Maybe some sort of random sampling to define more or less reasonable color would suffice (say most popular). Random sampling, can work fast and be pretty exact for very low sampling rate
In other words, a Monte Carlo method?
How would you compute a uniform random distribution over the live* cells in a particular node**? I mean, a non-uniform method is to look at the four child nodes, choose a nonzero one randomly, and continue recursively -- but that would weight a distant block and a huge universal computer equally.
* otherwise, if you zoom out by several orders of magnitude, the pattern will become invisible since each pixel would contain a density of less than 1/k, where k is the number of samples you're taking, and therefore have an expected colour of zero.
** a node represents a 2^N by 2^N axis-aligned square of cells, where N may be sufficiently large that you don't want this to take exponential time in the value of N.
I think the color averaging can be done with a sort of "fractal method": (it's really weird, bear with me here)

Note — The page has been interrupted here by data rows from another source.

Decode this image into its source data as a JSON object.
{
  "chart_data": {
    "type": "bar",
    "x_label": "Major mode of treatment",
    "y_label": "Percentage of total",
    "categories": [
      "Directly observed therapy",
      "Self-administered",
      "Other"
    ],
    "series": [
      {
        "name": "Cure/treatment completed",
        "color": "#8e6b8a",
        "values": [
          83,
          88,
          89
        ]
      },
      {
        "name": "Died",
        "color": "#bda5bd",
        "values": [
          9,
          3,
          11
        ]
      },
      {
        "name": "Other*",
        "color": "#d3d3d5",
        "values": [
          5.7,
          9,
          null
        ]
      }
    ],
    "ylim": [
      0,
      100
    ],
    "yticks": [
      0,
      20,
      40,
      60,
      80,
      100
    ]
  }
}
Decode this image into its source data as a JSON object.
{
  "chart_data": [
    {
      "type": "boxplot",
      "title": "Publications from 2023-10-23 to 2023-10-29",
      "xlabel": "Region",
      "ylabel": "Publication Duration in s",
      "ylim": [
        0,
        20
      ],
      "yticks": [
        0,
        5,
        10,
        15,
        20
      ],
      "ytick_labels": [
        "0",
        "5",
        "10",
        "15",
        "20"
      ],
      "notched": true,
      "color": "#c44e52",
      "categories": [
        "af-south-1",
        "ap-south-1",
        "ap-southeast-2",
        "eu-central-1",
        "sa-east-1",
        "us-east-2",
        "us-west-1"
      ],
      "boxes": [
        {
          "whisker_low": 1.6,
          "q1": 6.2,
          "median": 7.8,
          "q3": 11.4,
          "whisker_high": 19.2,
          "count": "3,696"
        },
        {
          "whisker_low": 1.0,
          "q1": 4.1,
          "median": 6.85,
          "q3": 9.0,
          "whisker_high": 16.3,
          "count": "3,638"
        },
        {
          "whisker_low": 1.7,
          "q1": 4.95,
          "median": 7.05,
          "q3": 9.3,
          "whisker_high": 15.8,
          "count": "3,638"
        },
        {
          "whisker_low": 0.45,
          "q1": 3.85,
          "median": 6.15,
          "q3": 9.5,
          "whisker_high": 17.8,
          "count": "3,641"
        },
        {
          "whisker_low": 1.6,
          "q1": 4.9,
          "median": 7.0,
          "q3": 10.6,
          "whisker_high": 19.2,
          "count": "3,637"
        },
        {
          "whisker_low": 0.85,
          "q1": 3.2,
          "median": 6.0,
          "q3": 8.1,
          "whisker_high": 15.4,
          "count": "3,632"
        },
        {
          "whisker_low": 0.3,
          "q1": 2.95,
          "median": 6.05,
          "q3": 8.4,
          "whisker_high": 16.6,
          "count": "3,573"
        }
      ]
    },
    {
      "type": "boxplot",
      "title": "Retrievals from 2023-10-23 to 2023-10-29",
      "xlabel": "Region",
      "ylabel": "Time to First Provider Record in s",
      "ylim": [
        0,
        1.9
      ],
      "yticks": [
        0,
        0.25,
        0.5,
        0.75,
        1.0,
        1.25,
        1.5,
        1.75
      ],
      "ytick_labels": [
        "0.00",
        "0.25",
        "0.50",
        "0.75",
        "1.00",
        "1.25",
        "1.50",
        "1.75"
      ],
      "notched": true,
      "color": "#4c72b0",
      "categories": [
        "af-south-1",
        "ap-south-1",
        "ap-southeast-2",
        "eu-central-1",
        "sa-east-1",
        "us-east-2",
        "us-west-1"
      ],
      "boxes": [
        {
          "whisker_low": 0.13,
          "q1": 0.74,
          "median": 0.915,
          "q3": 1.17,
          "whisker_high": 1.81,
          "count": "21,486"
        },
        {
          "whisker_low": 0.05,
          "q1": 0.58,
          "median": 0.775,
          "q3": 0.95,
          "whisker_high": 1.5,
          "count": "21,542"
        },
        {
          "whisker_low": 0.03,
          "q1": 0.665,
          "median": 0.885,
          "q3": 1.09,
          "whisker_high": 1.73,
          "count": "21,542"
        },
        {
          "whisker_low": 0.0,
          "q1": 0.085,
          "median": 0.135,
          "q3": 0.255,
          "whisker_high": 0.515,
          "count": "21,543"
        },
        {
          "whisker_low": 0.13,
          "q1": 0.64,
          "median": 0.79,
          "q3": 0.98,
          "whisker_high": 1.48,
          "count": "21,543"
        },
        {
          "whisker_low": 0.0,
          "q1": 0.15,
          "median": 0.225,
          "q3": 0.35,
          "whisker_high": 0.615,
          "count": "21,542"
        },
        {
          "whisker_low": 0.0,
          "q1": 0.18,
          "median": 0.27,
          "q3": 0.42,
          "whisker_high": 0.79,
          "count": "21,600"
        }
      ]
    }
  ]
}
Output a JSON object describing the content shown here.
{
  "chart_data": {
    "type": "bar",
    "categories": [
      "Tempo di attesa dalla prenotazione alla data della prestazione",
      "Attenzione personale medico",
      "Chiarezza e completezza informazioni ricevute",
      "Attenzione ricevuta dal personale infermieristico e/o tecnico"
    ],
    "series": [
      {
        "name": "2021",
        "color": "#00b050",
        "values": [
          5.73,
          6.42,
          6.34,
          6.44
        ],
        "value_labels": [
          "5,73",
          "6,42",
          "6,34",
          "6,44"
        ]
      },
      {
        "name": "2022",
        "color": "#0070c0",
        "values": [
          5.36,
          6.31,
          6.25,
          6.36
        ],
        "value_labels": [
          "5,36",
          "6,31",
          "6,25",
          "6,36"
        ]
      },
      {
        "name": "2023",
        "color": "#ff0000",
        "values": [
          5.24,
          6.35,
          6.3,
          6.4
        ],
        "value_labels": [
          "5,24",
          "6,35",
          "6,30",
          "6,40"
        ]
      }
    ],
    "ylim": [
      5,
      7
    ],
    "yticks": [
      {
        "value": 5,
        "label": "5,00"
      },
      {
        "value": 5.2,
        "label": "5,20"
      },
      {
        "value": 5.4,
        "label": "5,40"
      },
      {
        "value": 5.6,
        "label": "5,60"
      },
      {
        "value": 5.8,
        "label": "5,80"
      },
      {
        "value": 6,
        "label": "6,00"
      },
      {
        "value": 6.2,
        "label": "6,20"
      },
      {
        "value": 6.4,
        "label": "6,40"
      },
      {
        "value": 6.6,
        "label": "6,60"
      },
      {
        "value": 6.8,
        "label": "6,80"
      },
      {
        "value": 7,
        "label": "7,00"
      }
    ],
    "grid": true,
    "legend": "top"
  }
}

I wrote a C++ program about five years ago which takes a .mc file and produces an exquisitely-coloured image according to precisely the method you describe. The brightness of a pixel is logarithmic in the density of the corresponding node.
I suggested integrating it into Golly, but Tom Rokicki didn't like the idea of increasing the size of a hashlife node from 16 bytes to 19. The difference will be less noticeable in Golly64, increasing it from 32 bytes to 35.